Und nun sit­ze ich auf unser[e]m Bal­kon – auf Dei­nem! Du!! Die Son­ne scheint mir warm auf’s Fell­chen, ich habe mei­nen Strand­an­zug an, bin zwar bis­sel ent­blößt, aber hier oben geht[’]s kei­nem ‘was an und außer­dem sehen mich die Leu­te nur hin­ter Bal­kon­git­tern. Mutsch hat mich gut ein­ge­ölt auf dem Rücken und nun kann die ‚Gans bräu­nen‘, stimmt’s?

Frau S.s klei­nes Tischel haben wir oben auf dem Bal­kon ste­hen, da kann ich bes­ser schrei­ben als im Lie­ge­stuhl auf den Kni­en, wie ges­tern. Wir trin­ken mor­gens hier drau­ßen Kaf­fee und essen zu Abend, wenn nicht in der ‚H.‘. Ach, es ist zu schön! Herz­lieb! Wie in den Tagen, da ich bei Dir hier war, ach! Könn­test Du doch bei mir sein!! Wie ein­zig schön wäre das doch!
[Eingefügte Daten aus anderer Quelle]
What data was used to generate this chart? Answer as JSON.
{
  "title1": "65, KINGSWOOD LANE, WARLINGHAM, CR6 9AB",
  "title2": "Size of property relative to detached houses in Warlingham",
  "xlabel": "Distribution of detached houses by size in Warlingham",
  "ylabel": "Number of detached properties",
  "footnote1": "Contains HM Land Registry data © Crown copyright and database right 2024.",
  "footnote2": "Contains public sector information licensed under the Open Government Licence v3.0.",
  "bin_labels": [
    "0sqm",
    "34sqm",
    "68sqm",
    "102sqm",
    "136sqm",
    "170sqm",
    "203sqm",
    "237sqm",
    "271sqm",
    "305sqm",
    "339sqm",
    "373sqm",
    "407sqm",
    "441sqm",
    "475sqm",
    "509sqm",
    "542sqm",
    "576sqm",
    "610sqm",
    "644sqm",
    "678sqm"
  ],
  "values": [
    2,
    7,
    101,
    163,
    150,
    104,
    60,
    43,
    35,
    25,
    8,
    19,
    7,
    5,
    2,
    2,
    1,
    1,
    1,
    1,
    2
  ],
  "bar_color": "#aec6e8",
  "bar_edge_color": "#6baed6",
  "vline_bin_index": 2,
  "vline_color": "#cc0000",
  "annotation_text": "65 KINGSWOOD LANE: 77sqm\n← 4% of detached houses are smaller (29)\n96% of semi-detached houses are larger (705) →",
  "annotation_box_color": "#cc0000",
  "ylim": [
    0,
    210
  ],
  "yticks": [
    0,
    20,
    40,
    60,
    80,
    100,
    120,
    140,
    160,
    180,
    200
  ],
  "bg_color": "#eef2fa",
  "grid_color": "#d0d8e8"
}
Ich woll­te Dir ger­ne mit Tin­te schrei­ben heu­te, da ich im Orte kei­ne bekom­me und erst mor­gen mit Mutsch nach S. fah­re, muß es nun heu­te noch­mal mit dem Stift gehen. Frau S. sah vor­hin ihr Gäs­te­buch ein und trug irgend­was nach und schwipp­te ihr Faß Tin­te mit­ten über das Buch – alles pfutsch!! Die alte Schuß­pel­kan­ne [sic]! Nun mag ich ihr das bis­sel Tin­te nicht noch ver­schrei­ben! Die Mutsch liegt auf dem Sofa, wir haben die Tür offen und [sie] schläft. Was meinst [Du] daenn, wie wohl ihr die Ruhe tut! Im Gesicht sieht die schon rich­tig ent­spannt aus. Konn­te der dum­me Vater nicht mit­kom­men?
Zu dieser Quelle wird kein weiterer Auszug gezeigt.